Special Operations Forces Medical Handbook

(Chris Devlin) #1

3-23


Visual Fields: Defects seen in optic neuropathies, retinal detachment, GCA, others.
Color Vision: Red image less vivid in optic neuritis
Snellen Chart (if available): Loss of visual acuity may be seen in any of the conditions. Provides baseline
to work from. Decreased vision indicates abnormality in anterior segment (cornea, crystalline lens or iris).
If a Snellen chart is not available, reading the print in a book or other printed material will provide a rough
measure of visual acuity.
Using Advanced Tools:
Ophthalmoscope: Look for intraocular foreign body. If intraocular foreign body found, evacuate immediately
Fundus exam: “Cherry red” spot for CRAO; “blood and thunder” for CRVO
Fluorescein Strip and UV light: Observe for stained tissue indicating corneal abrasion. UV Light intensifies
staining from strips.


Assessment:


Differential Diagnosis
Central retinal artery occlusion (CRAO) - painless, sudden and profound loss of complete vision in one
eye; loss can range from a subtle decrease (uncommon) to a complete loss of all vision; affected eye will
sometimes demonstrate a “cherry red spot” (red spot in the center of a white, swollen retina); typical patient
is sixty or older; profound loss of vision demands any and all measures be taken in attempt to restore any
potential sight. Risk factors include smoking, diabetes, birth control pills and cardiac disease.
Giant cell arteritis (GCA; AKA arteritic anterior ischemic optic neuropathy or temporal arteritis)- gradual
onset of decreased vision with associated temporal headaches, weight loss, jaw pain while chewing, fever,
and/or joint pain; should be ruled out in any patient over 55 years of age with any combination of the above
symptoms; treat quickly, since significant mortality and potential for loss of vision in other eye also.
Retinal detachment (RD) - painless, gradual loss of vision like a “shade,” “veil” or “curtain” being pulled
over the eyes.
Anterior ischemic optic neuropathy (AION) - sudden decrease in vision affecting the lower half of the visual
field in patients up to age 55 years (above 55 years of age giant cell arteritis is more common).
Optic neuritis - central decrease in vision and a color vision deficit, peripheral neurologic signs.
Central retinal vein occlusion (CRVO) - sudden, less profound loss of vision than in CRAO; “blood and thunder”
fundus picture (i.e., massive numbers of retinal hemorrhages)
Vitreous hemorrhage - “shower” of floaters accompanied by significant loss of vision; floaters represent
blood cells casting shadows on the retina after a blood vessel ruptures; occurs in older diabetics, but can occur
after significant trauma, Valsalva and high altitudes.


Plan:
Treatment
Primary:



  1. Rule out CRAO with a trial of supplemental oxygen at the highest inspired fraction achievable as soon
    as possible after onset of vision loss. If supplemental oxygen is to be of any benefit a response is
    typically seen in a few minutes.

  2. Start ocular massage immediately in an effort to dislodge any potential embolus (CRAO, CRVO).
    Continue for several minutes and abandon if no improvement in symptoms is noted.

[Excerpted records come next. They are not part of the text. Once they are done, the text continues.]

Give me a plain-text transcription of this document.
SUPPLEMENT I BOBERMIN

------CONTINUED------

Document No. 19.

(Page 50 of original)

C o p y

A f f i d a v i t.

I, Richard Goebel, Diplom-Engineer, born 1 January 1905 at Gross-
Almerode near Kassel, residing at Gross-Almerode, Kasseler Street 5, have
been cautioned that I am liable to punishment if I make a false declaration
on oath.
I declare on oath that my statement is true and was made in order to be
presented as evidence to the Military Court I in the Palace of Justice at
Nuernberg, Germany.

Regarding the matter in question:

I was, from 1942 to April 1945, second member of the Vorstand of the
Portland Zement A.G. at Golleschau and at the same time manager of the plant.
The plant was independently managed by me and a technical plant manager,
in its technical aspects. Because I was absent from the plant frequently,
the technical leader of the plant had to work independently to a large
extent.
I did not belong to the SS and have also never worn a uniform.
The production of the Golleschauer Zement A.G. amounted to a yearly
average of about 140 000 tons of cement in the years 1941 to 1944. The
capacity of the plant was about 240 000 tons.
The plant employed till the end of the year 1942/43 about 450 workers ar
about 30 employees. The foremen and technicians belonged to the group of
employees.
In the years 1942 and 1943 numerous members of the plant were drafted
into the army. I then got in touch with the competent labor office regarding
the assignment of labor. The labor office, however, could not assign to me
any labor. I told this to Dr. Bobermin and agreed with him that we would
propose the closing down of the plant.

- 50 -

  3. Acetazolamide 500mg po initially, then 250 mg po q 6 hours thereafter to lower intraocular pressure
    (CRAO, CRVO, Vitreous Hemorrhage, others).

  4. If GCA is suspected, give prednisone 80 mg a day (divided dose) and expedite evacuation.
    Primitive: Hyperventilate to decrease the amount of retained carbon dioxide and increase available
    oxygen to tissues.


Patient Education
General: Patient has severe visual dysfunction and needs immediate care to have the best chance for
vision recovery.
No Improvement/Deterioration: Return ASAP for evaluation.